MCV: Cuéntanos de tu juventud y cómo te decidiste por las ciencias:
IMV: La ciencia nunca fue aquello que resultase más fácil para mí. Al contrario. Por alguna razón quedó en mi memoria la primera vez que tomé una clase de ciencias. Fue en el sexto grado de la escuela elemental Ignacio Miranda en Vega Alta, Puerto Rico. Era la primera vez que algo me resultaba difícil y no me salía bien. Era la primera vez que un concepto no me resultaba fácil de pensar. No sé por qué decidí que aquello que me daba miedo era sobre lo que debía verter toda mi curiosidad, pero así ocurrió.
Mi vida sería más fácil si solo hiciera lo que me resultara más fácil y más natural, pero me gusta el modo en que siento que mi cerebro se expande, inclusive como si la expansión fuera física, como un músculo cuando uno hace ejercicios. Y me gusta esa sensación. Realmente me hace sentir que estoy totalmente viva. Tal vez es que me provoca cierta seguridad saber que hay cosas, datos, que son reproducibles no importa quién seas ni dónde estés, y que sirven de explicación a los fenómenos que observas en el mundo. Me gusta saber que existen patrones, estructuras y una organización tangible, comprobable y reproducible. Mi mamá y mi papá no son científicos ni estudiaron ciencias, pero siempre hablaban como estuvieran debatiendo un caso en corte. (Sonríe.) Cada vez que uno de ellos hacía una aseveración, ahí llegaba siempre el otro a cuestionarle lo que había dicho.

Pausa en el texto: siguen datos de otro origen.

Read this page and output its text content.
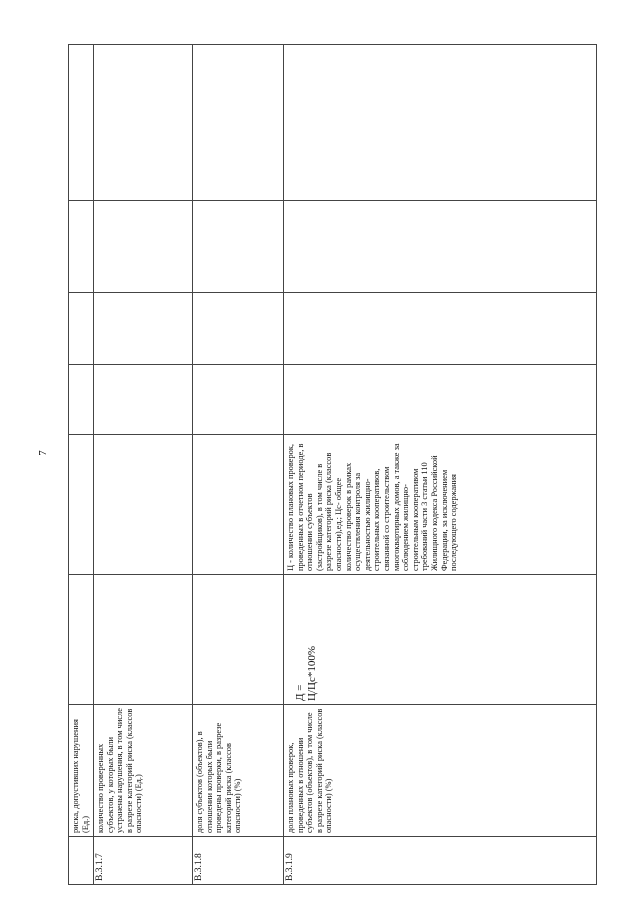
7
	риска, допустивших нарушения (Ед.)						
В.3.1.7	количество проверенных субъектов, у которых были устранены нарушения, в том числе в разрезе категорий риска (классов опасности) (Ед.)						
В.3.1.8	доля субъектов (объектов), в отношении которых были проведены проверки, в разрезе категорий риска (классов опасности) (%)						
В.3.1.9	доля плановых проверок, проведенных в отношении субъектов (объектов), в том числе в разрезе категорий риска (классов опасности) (%)	Д = Ц/Цс*100%	Ц - количество плановых проверок, проведенных в отчетном периоде, в отношении субъектов (застройщиков), в том числе в разрезе категорий риска (классов опасности),ед.; Цс- общее количество проверок в рамках осуществления контроля за деятельностью жилищно-строительных кооперативов, связанной со строительством многоквартирных домов, а также за соблюдением жилищно-строительным кооперативом требований части 3 статьи 110 Жилищного кодекса Российской Федерации, за исключением последующего содержания				
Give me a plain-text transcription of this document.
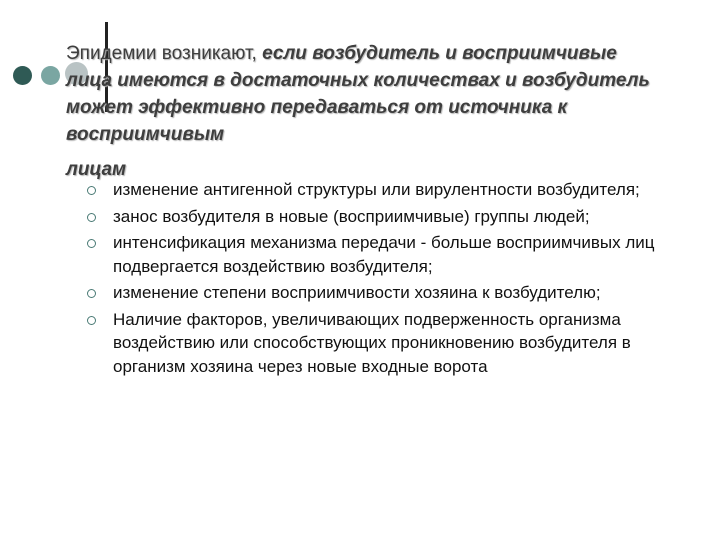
Эпидемии возникают, если возбудитель и восприимчивые лица имеются в достаточных количествах и возбудитель может эффективно передаваться от источника к восприимчивым
лицам
изменение антигенной структуры или вирулентности возбудителя;
занос возбудителя в новые (восприимчивые) группы людей;
интенсификация механизма передачи - больше восприимчивых лиц подвергается воздействию возбудителя;
изменение степени восприимчивости хозяина к возбудителю;
Наличие факторов, увеличивающих подверженность организма воздействию или способствующих проникновению возбудителя в организм хозяина через новые входные ворота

El argumento no podía ser especulativo: quien dijera algo debía tener la manera de comprobar la veracidad de lo que proponía como cierto. La ciencia, entonces, era la única disciplina que tenía un método del cual uno siempre podía depender para asegurarse de que podía explicar lo que decía, lo que veía, lo que pasaba, y cómo podía reproducirlo.

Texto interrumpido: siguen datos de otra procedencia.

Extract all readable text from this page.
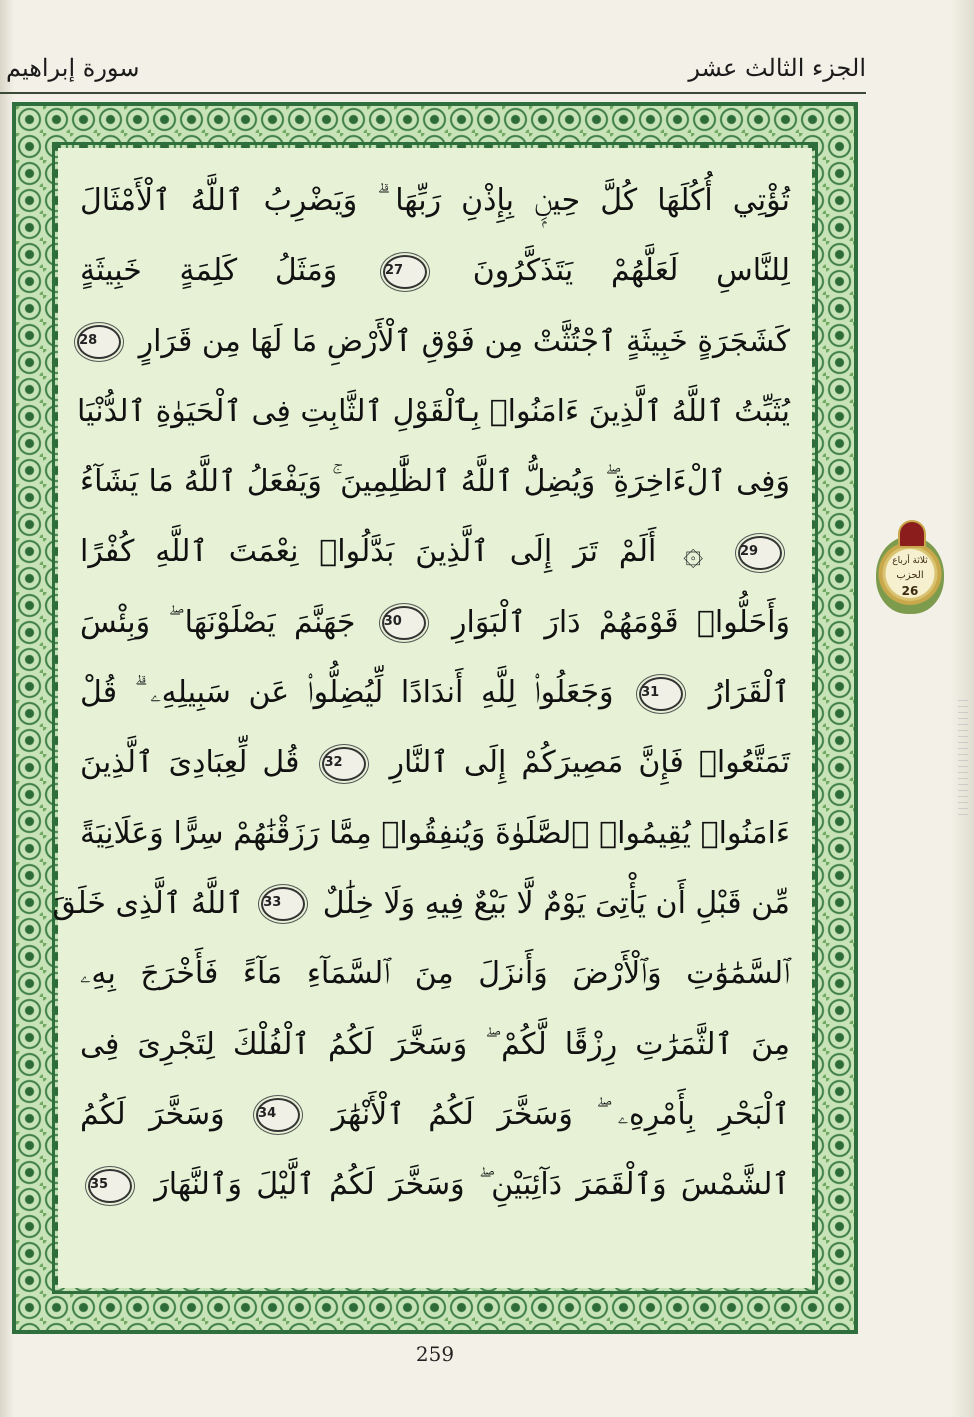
الجزء الثالث عشر
سورة إبراهيم
تُؤْتِي أُكُلَهَا كُلَّ حِينِۭ بِإِذْنِ رَبِّهَا ۗ وَيَضْرِبُ ٱللَّهُ ٱلْأَمْثَالَ
لِلنَّاسِ لَعَلَّهُمْ يَتَذَكَّرُونَ 27 وَمَثَلُ كَلِمَةٍ خَبِيثَةٍ
كَشَجَرَةٍ خَبِيثَةٍ ٱجْتُثَّتْ مِن فَوْقِ ٱلْأَرْضِ مَا لَهَا مِن قَرَارٍ 28
يُثَبِّتُ ٱللَّهُ ٱلَّذِينَ ءَامَنُوا۟ بِٱلْقَوْلِ ٱلثَّابِتِ فِى ٱلْحَيَوٰةِ ٱلدُّنْيَا
وَفِى ٱلْءَاخِرَةِ ۖ وَيُضِلُّ ٱللَّهُ ٱلظَّٰلِمِينَ ۚ وَيَفْعَلُ ٱللَّهُ مَا يَشَآءُ
29 ۞ أَلَمْ تَرَ إِلَى ٱلَّذِينَ بَدَّلُوا۟ نِعْمَتَ ٱللَّهِ كُفْرًا
وَأَحَلُّوا۟ قَوْمَهُمْ دَارَ ٱلْبَوَارِ 30 جَهَنَّمَ يَصْلَوْنَهَا ۖ وَبِئْسَ
ٱلْقَرَارُ 31 وَجَعَلُوا۟ لِلَّهِ أَندَادًا لِّيُضِلُّوا۟ عَن سَبِيلِهِۦ ۗ قُلْ
تَمَتَّعُوا۟ فَإِنَّ مَصِيرَكُمْ إِلَى ٱلنَّارِ 32 قُل لِّعِبَادِىَ ٱلَّذِينَ
ءَامَنُوا۟ يُقِيمُوا۟ ٱلصَّلَوٰةَ وَيُنفِقُوا۟ مِمَّا رَزَقْنَٰهُمْ سِرًّا وَعَلَانِيَةً
مِّن قَبْلِ أَن يَأْتِىَ يَوْمٌ لَّا بَيْعٌ فِيهِ وَلَا خِلَٰلٌ 33 ٱللَّهُ ٱلَّذِى خَلَقَ
ٱلسَّمَٰوَٰتِ وَٱلْأَرْضَ وَأَنزَلَ مِنَ ٱلسَّمَآءِ مَآءً فَأَخْرَجَ بِهِۦ
مِنَ ٱلثَّمَرَٰتِ رِزْقًا لَّكُمْ ۖ وَسَخَّرَ لَكُمُ ٱلْفُلْكَ لِتَجْرِىَ فِى
ٱلْبَحْرِ بِأَمْرِهِۦ ۖ وَسَخَّرَ لَكُمُ ٱلْأَنْهَٰرَ 34 وَسَخَّرَ لَكُمُ
ٱلشَّمْسَ وَٱلْقَمَرَ دَآئِبَيْنِ ۖ وَسَخَّرَ لَكُمُ ٱلَّيْلَ وَٱلنَّهَارَ 35
ثلاثة أرباع
الحزب
26
259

MCV: ¿Cuándo comenzaste a escribir poemas?
IMV: Tengo la copia de un poema que escribí cuando tenía cinco años. Era un poema para mi mamá. Recuerdo que mi mamá leía mucha poesía —ella lee mucho—, y recuerdo que cada vez que alguien en alguna parte se disponía a deshacerse de libros, a quien primero se los ofrecía era a mi papá. Así conseguíamos la mayor parte de los libros que teníamos, que eran de diversos géneros y de temas heterogéneos. Hilvanaba historias cortas todas las tardes al salir de la escuela, mientras caminaba de regreso al lugar donde trabajaba mi papá en el pueblo. Al llegar, me apresuraba a escribirlas para no olvidarlas. Así me divertía después de la escuela.
Sonaba la campana y se abría una portezuela. Allí adentro había un mundo mágico y el cuento era mi manera de organizar lo que ocurría. El poema igual. Hacía y deshacía historias. Era un periodo muy mágico, muy placentero, y de mucha libertad en mi crecimiento. Y aspiro a seguir teniendo momentos como ese en la vida, cortesía de la imaginación.